Dell Scott (Kevin Hart) is a man out of options, but one who hasn’t quite grasped the true depth of his situation. He’s broke, homeless and divorced, and he’s now a neglectful father and a freshly paroled ex-con without a job. When his tired charms fail to hoodwink his parole officer, Dell takes the only path presented to him — a curious job as a live-in caregiver. His new boss Phillip (Bryan Cranston) is a fabulously wealthy writer who suffered a tragic injury that left him paralyzed from the neck down and in need of constant care. The big mystery is why Phillip would want Dell for the job at all. The only person whom Dell has ever taken care of is Dell, and he hasn’t exactly excelled in that role to date — a reality continually harped on by Phillip’s business assistant Yvonne (Nicole Kidman).
This improbable partnership may seem ill-fated, but it just may be the perfect prescription for both men.
This is a remake of the beloved 2011 French film The Intouchables, which itself was based on the memoir of one of its main characters. So, yes, this is based on a true story, but it’s now one step further away from its origin about a French quadriplegic and his French-Algerian caregiver.

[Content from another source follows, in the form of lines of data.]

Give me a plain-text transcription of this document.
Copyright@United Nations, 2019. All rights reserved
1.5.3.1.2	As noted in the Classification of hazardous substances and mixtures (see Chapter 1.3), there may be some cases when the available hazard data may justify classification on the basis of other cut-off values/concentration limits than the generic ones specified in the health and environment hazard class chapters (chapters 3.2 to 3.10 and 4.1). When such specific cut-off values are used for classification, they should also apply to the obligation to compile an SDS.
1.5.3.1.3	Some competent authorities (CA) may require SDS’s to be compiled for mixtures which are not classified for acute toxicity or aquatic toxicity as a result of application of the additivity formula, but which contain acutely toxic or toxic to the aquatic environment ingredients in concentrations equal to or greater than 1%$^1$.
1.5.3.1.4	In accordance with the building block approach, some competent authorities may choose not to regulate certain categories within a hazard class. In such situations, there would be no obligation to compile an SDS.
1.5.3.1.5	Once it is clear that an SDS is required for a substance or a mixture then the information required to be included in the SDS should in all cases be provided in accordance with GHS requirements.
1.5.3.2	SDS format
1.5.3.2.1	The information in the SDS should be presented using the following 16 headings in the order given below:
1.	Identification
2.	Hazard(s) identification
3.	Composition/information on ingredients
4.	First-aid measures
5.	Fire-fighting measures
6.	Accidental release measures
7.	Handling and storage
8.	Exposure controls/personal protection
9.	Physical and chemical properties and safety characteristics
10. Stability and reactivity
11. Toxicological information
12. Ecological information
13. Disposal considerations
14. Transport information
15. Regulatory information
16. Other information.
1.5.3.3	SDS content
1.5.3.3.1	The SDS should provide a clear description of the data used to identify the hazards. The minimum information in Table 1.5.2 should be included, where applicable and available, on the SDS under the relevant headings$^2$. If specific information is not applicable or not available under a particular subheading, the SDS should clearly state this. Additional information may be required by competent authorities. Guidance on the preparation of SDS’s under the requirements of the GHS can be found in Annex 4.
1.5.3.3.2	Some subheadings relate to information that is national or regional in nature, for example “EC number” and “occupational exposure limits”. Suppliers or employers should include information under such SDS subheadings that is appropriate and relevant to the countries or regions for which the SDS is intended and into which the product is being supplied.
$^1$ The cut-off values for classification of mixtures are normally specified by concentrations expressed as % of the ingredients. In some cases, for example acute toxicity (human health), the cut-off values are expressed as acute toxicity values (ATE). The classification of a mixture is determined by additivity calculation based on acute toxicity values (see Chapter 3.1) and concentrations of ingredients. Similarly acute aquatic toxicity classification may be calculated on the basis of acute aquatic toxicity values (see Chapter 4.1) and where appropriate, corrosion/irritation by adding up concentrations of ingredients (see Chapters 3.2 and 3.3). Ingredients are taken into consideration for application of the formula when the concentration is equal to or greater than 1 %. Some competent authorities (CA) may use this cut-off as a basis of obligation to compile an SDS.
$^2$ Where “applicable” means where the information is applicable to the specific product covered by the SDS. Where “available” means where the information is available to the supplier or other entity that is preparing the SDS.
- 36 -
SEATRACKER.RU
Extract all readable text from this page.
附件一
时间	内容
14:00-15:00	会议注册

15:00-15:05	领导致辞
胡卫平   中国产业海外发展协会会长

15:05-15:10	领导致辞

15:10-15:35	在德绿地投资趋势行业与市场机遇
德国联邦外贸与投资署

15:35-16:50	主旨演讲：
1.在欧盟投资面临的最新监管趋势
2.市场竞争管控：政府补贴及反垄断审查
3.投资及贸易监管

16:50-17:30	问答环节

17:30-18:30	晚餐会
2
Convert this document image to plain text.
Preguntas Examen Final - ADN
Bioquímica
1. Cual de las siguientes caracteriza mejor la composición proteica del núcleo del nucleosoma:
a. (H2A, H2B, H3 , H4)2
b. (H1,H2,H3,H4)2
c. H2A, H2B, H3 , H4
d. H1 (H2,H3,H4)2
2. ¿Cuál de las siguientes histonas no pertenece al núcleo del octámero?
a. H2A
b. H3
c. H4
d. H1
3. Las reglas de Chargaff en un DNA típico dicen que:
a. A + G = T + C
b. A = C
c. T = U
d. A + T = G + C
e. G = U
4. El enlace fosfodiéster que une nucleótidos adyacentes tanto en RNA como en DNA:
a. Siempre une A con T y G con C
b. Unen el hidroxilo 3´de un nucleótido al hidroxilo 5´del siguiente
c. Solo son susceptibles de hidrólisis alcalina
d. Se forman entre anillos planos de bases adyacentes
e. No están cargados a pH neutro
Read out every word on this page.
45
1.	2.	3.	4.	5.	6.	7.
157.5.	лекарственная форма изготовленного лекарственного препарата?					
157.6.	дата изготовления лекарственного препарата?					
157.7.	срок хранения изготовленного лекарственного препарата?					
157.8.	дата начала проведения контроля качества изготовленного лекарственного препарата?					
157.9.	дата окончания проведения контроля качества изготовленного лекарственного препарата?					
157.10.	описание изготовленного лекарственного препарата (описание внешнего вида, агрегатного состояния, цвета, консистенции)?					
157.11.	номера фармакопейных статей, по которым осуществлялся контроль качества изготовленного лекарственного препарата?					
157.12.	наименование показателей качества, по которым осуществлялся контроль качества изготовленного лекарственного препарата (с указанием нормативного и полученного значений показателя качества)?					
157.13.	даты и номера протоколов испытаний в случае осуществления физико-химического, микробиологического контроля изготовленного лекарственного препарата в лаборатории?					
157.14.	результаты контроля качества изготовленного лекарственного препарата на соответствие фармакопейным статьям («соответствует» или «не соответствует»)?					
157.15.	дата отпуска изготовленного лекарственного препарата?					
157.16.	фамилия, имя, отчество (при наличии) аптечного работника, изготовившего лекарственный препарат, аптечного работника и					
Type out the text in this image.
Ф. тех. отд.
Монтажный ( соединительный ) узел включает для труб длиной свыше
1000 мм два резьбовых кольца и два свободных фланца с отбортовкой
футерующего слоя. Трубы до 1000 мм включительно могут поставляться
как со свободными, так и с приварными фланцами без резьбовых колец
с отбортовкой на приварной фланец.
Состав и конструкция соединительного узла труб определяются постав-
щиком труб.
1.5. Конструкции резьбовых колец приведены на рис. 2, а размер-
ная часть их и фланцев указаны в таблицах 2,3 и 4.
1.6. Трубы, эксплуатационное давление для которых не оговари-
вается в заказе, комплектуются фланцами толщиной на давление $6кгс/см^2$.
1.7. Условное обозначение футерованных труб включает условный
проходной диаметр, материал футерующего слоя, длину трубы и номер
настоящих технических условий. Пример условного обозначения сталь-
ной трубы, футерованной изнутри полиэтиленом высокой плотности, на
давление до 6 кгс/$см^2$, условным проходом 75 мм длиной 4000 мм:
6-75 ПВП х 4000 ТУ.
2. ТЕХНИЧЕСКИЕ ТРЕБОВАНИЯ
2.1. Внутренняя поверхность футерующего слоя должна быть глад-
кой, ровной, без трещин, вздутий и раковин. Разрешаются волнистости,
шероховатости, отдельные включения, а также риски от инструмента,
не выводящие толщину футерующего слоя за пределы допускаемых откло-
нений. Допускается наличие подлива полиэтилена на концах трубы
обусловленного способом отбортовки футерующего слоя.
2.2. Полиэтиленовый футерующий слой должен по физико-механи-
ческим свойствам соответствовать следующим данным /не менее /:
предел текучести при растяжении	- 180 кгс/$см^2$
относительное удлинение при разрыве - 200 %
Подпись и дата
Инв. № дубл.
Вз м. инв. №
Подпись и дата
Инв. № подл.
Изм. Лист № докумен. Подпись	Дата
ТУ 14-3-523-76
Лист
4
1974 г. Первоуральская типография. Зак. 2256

That Hollywood would choose to remake that film is doubly surprising. First, the original version was so well done that it seems almost sacrilegious to risk dulling its brilliance. I’m still trying to forget the Vince Vaughn disaster Delivery Man — an entirely forgettable, regrettable and unnecessary remake of 2011’s amazing film Starbuck. Second, we live in an era that’s extremely sensitive to plots of this type where it appears that a black man can only find his way with the help of a willing white man. This exact argument is still being debated with respect to 2018’s Green Book. Even the original film raised similar concerns. Is this film racist? I don’t think so. The story is about two men, both on the rebound from deep setbacks and neither a stranger to humiliation. Each is able to see the world in a new way because of the other’s unique perspective. Both characters gain equally from their experience. Dell’s character is the one with whom we connect the most and the one who experiences the deepest character development.
The Upside is not quite on par with The Intouchables, but it’s still surprisingly effective in its own right. Hart and Cranston are flawlessly cast, and I’d love to see more of their chemistry. Yes, the plot is full of clichés, but they work here. The one-liners — mainly from Hart, but not entirely — hit the funny bone every time. Its more touching moments feel genuine and sneak up on us when we least expect. It’s a lighthearted appetizer that deftly entices us into a surprisingly meaty entree, leaving us fulfilled and smiling.